Pero una de las fotos que había tomado cuando era prisionero, la de una niña de 14 años, Czeslawa Kwoka, viajó en el tiempo y un día de hace algunos pocos años aterrizó en la mesa de trabajo de la fotógrafa y colorista brasileña Anna Amaral. El proceso del color sobre la foto de la niña que poco después de ser retratada fue asesinada con una inyección de fenol en el corazón por un oficial nazi, produce el efecto de un nuevo acercamiento a esa tragedia.
Czeslawa, católica, vivía en una pequeña casa con su madre, Katarzyna Kwoka, y las dos habían sido cazadas en el camino. Llegaron a Auschwitz en 1942. A la madre la mataron a los dos meses. La foto de la niña fue tomada un año después, poco antes de su ejecución. Estaba sola y sabía que no tenía oportunidad de salvación. Ya no tenía nombre. Era el número 26.947.

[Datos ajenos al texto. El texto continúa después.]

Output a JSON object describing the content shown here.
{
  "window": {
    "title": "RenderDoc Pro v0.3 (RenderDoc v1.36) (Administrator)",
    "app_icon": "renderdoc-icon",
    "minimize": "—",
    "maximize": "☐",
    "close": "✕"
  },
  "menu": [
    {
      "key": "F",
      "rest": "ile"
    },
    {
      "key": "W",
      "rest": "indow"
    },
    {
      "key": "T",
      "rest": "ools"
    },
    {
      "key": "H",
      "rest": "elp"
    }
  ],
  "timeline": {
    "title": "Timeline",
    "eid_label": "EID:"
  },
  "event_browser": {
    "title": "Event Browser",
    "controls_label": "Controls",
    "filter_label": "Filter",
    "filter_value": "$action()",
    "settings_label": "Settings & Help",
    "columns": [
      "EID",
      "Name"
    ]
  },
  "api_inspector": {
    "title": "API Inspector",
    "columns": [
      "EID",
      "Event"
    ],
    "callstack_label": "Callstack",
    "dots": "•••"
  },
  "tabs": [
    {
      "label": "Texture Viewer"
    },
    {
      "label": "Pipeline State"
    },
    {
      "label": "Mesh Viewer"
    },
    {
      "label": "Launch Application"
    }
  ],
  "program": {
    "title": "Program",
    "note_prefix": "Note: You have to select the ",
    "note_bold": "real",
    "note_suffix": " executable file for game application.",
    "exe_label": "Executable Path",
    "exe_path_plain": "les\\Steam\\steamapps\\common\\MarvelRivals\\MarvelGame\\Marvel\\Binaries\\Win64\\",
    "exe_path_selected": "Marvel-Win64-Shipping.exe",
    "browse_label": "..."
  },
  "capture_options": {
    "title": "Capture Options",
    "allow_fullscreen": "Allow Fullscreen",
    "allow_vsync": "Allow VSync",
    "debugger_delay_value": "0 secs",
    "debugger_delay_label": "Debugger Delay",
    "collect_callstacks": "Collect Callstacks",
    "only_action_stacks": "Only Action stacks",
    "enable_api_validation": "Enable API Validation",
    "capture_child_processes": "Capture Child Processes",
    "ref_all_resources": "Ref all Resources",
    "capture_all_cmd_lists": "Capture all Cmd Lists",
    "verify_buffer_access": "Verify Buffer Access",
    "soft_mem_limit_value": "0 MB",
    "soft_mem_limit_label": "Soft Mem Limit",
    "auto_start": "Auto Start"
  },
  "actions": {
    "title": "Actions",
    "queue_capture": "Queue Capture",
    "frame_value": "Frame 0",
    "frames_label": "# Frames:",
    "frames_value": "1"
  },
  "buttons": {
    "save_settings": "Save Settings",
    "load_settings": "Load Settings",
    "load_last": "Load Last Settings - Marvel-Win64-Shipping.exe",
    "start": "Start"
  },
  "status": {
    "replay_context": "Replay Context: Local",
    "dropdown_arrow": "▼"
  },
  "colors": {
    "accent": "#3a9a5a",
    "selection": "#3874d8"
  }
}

Antes de la foto, mientras esperaba en la fila de prisioneros, un soldado pasó a su lado y le rompió el labio. La niña lloró pero la llamaron para posar. Brasse recordó varias veces el gesto de Czeslawa: se limpió con el puño la sangre de la boca antes de pararse frente a la cámara. Ya en blanco y negro estaba toda esa oscuridad en su mirada. Pero el color que le agregó Anna Amaral la acerca en el tiempo, acerca el foco a ese abismo de miedo y desconcierto. La niña no hablaba alemán y desde que la habían secuestrado y trasladado no sabía por qué lo hacían ni qué le decían.
Cuando llegaron los juicios, años después, Brasse, que nunca olvidó ese rostro infantil espantado, testimonió contra el oficial que la asesinó. En materia de nazismo, el blanco y negro queda lejos, está impregnado en esas fotos que hemos visto en documentales o en libros sobre el Holocausto. La cara de esa niña de 14 años, con el labio roto y a punto de ser asesinada vuelve desde el pasado para decirnos que a la ultraderecha hay que detenerla siempre, porque diga lo que diga y aunque no lo confiese más que a veces, piensa, bajo cualquier forma que adopte, que la muerte del enemigo es la solución.
Hace dos años, cuando se cumplieron 75 años del asesinato de Czeslawa Kwoka, el Museo de Auschwitz la homenajeó con la difusión de su foto de prontuario coloreada por Amaral. Ahí están sus ojos, sus ojeras, sus moretones en la cara, su traje a rayas, su cabeza pelada, su orfandad y su muerte inminente, que se huele, densa, gaseosa, en la foto. Podemos imaginarla como una niña de 14 años parecida a cualquiera de las que conocemos. El color viene a decirnos que el mal nunca está tan lejos como para creerlo en el pasado.